I’ve posted quite a few updates on this site about my journey to lose weight. From a top weight of 241 lbs, I’ve now officially lost 71 lbs and I’ve got 25 lbs left to go to reach my goal. From the incredible support to the pats on the back and the incredulous looks on people’s faces (some of which are HILARIOUS, I have to say,) I thought I would check in and talk about what it really feels like to drop that kind of weight. Not from what you can outside, but from what I can see on the inside. Learn more about this below.
First, let me point out that there are no “bad sides” to anything I’m about to say. Just more of an observation of what’s going on back here in my brain. Let me also point out that if you have no issues with your weight, this isn’t meant as an advertisement for weight loss. It’s just me checking in with what’s happening with me. You and the relationship you have with your body is yours alone.
The first thing I’ve noticed is that the clothes I used to wear don’t fit anymore, but I keep wearing them. Want to know why? Because very few of us drop the pounds and can afford to buy a whole new wardrobe of clothes. Hence, you sometimes show up to events in clothes that don’t look like they fit. Because, you know, they don’t. The other part of it is that I don’t necessarily want to get rid of them just yet. These clothes were my safety blankets. They served me well and it’s hard to say goodbye to old friends.
The second thing I’ve noticed is a suspicious amount of clothes that I must have purchased in a drunken haze. I have a LOT of items that might have fit, but never flattered me in any way. These are easier to part with, but have left me with a morning-after-like hangover of, “Oh wow, what was I thinking? And, you know, how can I never repeat this mistake again?”
The third thing is that I’ve become the person that used to annoy me. You know the people you want to punch because they’re so damned perky in the morning? I have become one of those people. I wake up without an alarm clock at 6:30 am every day and head off to my work out with a level of energy where I annoy myself sometimes. It happens, people. Watch out. My inner cheerleader is out.
The fourth thing is that I feel very conflicted emotions. On one hand, I feel amazing and am SO CLOSE to reaching my target BMI and body weight that it makes me happy. I like very accomplished in that regard. The other side of that is many of the reasons I gained the weight still haunt me from time to time. I still battle with emotional eating and sometimes I wish I were, shall we say, less visible. Like anyone warrior used to fighting, when the battle is ending and the armor comes off, you feel somewhat naked without it. I’ll adjust.
The fifth thing? There is no such “Biggest Loser” moment where you walk into a store and EVERYTHING fits. That is such a lie.
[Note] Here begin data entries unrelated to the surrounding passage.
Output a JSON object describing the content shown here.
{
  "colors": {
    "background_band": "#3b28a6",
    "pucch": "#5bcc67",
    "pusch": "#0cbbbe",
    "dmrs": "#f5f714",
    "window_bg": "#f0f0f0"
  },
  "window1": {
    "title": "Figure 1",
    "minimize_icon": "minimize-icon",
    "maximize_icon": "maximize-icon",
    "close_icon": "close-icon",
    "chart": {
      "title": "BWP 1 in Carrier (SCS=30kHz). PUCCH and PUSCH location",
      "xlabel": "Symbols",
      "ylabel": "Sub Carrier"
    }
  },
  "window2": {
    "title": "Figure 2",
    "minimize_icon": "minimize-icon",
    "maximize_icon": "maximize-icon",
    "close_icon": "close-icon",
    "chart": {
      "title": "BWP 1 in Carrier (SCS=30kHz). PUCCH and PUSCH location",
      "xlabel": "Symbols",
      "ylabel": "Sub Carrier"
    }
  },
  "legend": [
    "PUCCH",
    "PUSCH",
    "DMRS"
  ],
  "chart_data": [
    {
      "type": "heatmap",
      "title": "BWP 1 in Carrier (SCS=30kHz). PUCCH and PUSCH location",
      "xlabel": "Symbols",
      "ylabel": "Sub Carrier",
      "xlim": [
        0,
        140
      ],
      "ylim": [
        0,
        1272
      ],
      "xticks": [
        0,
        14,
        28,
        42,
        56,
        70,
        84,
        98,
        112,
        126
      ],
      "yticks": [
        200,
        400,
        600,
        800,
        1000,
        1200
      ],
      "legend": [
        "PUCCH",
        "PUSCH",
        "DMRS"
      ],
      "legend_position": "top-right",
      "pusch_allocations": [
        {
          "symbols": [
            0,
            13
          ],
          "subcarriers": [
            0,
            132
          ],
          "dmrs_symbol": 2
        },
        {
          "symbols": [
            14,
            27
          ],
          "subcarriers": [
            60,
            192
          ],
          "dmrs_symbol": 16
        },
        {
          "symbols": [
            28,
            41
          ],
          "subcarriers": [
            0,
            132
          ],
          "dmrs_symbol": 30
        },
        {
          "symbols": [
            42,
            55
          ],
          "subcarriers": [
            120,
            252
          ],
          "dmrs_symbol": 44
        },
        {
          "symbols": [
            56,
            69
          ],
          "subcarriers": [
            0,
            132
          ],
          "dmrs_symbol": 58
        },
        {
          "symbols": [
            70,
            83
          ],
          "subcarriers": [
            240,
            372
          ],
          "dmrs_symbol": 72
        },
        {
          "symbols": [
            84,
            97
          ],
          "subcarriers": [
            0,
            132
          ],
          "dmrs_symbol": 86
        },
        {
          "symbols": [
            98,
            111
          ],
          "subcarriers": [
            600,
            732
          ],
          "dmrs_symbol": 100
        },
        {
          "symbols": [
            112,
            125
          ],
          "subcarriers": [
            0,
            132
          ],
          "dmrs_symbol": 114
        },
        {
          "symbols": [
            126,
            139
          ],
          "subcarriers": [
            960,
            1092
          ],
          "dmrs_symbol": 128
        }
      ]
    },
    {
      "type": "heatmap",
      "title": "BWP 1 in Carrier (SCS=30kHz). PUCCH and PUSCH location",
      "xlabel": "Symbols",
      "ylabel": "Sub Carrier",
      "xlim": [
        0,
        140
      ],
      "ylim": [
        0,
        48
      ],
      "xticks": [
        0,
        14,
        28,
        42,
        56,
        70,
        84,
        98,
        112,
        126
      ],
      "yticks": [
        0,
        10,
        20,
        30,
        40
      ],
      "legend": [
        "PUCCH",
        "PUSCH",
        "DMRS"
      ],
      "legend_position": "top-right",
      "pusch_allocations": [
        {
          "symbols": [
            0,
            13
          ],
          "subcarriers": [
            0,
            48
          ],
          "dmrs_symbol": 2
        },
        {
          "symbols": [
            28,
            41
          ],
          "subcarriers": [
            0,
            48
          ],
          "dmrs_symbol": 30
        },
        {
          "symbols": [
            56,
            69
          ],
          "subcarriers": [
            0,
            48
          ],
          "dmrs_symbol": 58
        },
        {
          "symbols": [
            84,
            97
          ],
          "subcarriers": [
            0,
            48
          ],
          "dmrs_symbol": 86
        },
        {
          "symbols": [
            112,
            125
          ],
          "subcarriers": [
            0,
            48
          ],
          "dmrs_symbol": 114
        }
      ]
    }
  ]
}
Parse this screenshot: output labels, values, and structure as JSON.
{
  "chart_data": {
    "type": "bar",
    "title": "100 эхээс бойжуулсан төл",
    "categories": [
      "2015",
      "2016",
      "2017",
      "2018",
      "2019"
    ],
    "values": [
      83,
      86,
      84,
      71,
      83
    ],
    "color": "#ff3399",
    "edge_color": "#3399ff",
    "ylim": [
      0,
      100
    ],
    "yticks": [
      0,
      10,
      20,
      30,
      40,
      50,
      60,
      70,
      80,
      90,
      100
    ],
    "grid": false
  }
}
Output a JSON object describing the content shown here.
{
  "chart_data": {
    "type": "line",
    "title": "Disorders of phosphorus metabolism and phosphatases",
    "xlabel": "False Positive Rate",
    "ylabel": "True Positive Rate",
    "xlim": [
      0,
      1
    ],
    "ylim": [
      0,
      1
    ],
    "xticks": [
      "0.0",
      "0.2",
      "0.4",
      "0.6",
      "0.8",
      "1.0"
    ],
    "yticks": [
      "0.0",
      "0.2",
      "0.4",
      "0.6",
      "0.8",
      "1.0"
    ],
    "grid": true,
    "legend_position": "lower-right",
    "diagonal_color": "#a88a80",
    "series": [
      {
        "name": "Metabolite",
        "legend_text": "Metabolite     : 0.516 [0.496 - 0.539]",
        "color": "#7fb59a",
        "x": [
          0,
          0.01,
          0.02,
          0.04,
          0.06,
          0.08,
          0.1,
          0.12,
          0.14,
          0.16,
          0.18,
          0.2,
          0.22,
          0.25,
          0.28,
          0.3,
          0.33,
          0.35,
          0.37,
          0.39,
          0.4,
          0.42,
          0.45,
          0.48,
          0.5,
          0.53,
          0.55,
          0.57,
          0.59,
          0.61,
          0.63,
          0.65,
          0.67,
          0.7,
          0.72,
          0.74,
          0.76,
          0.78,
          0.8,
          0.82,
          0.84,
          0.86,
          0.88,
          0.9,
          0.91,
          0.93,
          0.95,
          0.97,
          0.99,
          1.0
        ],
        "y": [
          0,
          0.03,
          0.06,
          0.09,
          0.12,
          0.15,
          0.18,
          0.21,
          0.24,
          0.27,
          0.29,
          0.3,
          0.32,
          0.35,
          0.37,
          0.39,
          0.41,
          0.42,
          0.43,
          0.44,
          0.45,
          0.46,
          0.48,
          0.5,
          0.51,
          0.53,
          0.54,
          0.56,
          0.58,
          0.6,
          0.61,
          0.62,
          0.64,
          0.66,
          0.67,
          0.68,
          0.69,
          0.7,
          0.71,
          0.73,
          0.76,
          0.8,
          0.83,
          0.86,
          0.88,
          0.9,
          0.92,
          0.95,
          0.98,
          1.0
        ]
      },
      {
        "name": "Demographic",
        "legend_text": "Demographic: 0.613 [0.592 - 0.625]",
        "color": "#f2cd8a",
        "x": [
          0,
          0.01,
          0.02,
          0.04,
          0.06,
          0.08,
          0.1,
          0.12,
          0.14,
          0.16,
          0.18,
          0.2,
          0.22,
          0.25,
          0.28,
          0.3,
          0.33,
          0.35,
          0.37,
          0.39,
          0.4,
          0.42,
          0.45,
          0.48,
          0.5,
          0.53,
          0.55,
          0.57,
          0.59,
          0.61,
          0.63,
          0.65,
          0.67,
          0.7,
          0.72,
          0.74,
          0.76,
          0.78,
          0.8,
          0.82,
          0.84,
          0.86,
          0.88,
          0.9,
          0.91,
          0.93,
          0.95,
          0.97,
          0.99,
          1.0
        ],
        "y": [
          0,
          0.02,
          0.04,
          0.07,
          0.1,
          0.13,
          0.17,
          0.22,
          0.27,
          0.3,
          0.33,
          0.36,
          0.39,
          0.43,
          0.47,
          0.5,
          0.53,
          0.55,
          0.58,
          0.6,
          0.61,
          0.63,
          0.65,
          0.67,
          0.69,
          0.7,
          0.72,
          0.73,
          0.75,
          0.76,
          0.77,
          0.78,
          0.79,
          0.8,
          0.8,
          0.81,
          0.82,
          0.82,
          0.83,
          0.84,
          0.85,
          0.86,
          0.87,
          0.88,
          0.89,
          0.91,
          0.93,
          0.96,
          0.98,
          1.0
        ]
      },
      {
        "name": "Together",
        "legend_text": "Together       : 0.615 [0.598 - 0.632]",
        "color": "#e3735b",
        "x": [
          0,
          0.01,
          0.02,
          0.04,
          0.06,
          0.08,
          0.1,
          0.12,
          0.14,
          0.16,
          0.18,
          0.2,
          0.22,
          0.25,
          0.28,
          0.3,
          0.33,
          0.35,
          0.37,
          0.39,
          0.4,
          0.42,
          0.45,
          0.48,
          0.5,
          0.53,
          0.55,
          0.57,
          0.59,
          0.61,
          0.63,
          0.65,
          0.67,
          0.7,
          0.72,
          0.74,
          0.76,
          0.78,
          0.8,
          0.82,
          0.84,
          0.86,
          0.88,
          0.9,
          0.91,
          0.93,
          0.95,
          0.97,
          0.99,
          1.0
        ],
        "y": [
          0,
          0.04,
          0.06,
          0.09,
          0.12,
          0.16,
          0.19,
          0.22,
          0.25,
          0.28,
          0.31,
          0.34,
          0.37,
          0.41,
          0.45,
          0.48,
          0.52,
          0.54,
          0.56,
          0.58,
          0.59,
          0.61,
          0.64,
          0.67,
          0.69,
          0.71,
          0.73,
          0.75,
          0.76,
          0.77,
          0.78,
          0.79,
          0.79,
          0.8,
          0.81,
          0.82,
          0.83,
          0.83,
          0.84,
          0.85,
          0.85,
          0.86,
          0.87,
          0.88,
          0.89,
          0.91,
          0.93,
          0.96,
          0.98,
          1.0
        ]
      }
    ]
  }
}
Sizing is still different from brand to brand, and there are still some stores in which I can’t shop. I’m still too curvy to really shop online without trying things on in the store. I’m choosing to focus on the brands who make clothes to fit me. After all, it’s my money. No one can buy your self-esteem unless you list it for sale. Remember that.
Finally, I would say that my world seems different. I’m pretty excited for spring this year. I’m aiming to wear a BATHING SUIT, SHORTS and SHORTER SKIRTS, people. These are things I wouldn’t have dreamed of. I haven’t worn a two-piece (or, let me rephrase that – SHOULDN’T HAVE) since 2003. Back-to-back workouts don’t bother me now. I just feel GOOD. I wouldn’t trade that feeling for anything.
The thing is, I realize I’ve come a long way, but I realize that I have a long way to go. Because it’s not really about the last 25 lbs anymore. It’s about the inside catching up with the outside, about celebrating the YEAR of hard work I’ve put in and getting rid of some old baggage.
Besides, the old baggage doesn’t go with the new look. If I’m going to keep investing in this new body, I’ve got to invest in a new state of mind.
After all, I want EVERYTHING in the new look to coordinate. 😉
Has anyone else out there gone through something similar? Let’s dish, dolls.